Denkkategorie in Chauvinismen trainierter Rechtsextremer, welche eine vorgeblich naturgegebene Normabweichung als Andersartigkeit und vor allem als (natürlich schuldimplizierende) Minderwertigkeit interpretiert; Wir finden die Idee der “Abartigkeit” als sympathiemanipulierendes Werkzeug im extremistischen Film (z. B. im US-Action-Genre) wie man dort auch die “natürliche”, die mystische Bosheit, die Kampfesvirtuosität oder die Auserwähltheit jeweils als empathiemanipulierende Werkzeuge vorfindet.

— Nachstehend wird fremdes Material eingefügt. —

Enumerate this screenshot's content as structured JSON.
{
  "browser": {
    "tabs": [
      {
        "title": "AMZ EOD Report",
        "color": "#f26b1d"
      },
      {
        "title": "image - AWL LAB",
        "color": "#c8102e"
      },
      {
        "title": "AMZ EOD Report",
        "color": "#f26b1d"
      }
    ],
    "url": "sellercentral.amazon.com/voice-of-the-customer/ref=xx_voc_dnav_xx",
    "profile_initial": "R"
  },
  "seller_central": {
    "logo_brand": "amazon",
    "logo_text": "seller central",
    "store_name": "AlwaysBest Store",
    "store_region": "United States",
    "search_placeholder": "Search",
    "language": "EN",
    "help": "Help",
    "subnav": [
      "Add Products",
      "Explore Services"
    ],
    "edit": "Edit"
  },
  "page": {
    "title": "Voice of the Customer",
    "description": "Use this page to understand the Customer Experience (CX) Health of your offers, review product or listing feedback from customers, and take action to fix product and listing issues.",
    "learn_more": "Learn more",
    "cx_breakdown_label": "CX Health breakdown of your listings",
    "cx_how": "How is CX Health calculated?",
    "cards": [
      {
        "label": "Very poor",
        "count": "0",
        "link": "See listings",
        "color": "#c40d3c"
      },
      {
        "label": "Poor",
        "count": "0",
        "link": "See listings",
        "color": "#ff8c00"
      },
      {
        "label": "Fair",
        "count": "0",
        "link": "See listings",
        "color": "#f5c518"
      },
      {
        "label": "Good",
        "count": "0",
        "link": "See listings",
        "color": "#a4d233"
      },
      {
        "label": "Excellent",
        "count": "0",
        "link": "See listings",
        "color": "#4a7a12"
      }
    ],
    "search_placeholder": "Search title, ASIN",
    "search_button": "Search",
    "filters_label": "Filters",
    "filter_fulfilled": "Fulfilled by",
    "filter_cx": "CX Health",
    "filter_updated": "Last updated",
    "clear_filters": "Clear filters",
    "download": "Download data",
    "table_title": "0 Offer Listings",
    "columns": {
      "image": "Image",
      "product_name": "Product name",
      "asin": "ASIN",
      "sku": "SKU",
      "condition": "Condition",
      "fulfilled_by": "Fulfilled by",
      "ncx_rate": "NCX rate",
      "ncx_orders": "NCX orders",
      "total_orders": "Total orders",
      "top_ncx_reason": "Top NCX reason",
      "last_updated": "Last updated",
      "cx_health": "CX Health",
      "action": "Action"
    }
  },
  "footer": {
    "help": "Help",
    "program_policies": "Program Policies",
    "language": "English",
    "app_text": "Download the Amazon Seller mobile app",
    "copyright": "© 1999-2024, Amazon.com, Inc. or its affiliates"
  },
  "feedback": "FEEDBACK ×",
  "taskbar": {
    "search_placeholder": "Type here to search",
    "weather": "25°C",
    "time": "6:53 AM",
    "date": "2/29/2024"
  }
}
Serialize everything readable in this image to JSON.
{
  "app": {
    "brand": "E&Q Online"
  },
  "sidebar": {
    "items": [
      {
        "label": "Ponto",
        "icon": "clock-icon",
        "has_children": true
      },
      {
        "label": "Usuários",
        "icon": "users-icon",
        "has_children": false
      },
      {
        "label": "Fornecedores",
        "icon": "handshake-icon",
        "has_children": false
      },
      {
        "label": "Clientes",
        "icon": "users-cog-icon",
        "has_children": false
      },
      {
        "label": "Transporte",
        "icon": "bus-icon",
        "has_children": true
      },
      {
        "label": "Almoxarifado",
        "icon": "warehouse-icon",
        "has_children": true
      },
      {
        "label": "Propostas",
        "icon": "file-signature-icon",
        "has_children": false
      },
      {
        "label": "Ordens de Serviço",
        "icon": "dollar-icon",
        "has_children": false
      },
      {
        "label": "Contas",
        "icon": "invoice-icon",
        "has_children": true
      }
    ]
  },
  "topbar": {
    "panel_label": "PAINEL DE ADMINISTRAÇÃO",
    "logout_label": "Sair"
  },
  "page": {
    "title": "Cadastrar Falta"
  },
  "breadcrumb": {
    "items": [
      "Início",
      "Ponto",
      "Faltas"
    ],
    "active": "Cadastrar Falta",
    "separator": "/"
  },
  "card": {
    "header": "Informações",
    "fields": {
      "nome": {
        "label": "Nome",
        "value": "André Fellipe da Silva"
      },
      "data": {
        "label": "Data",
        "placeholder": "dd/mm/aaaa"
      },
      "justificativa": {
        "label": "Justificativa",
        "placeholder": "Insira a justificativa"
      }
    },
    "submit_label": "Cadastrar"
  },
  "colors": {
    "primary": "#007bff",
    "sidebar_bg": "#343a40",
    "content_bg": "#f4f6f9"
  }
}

Die “Abartigkeit” wird benutzt, um besonders böse Figuren, als noch verachtenswerter darzustellen, als sie ohnehin schon sind, so daß sie am Ende als Filmorgasmus getötet werden dürfen. “Abartigkeiten” dienen dem rechtsextremen Film nicht nur der Charakterisierung des Bösen, sondern auch der Vorbereitung der Opferung von Figuren (dreibrüstige Marsfrau in »Total Recall«), die nicht zu sympathisch wirken sollen. Als “Abartigkeiten” dienen dabei kriminelle sexuelle Praktiken in untypischer Häufigkeit, untypische perverse Handlungen, unmögliche psychische Erkrankungen, und nicht-konservative Kleidung und Musik, arabisches Aussehen, russische Nationalität, (vereinzelt noch asiatisches oder afrikanisches Aussehen). Um die Merkmale zu steigern, erhalten die betroffenen Figuren zusätzlich oft noch ein lächerliches Verhalten, eine ungepflegte Erscheinung (Wissenschaftler in »Independence Day«) oder müssen häßlich sein.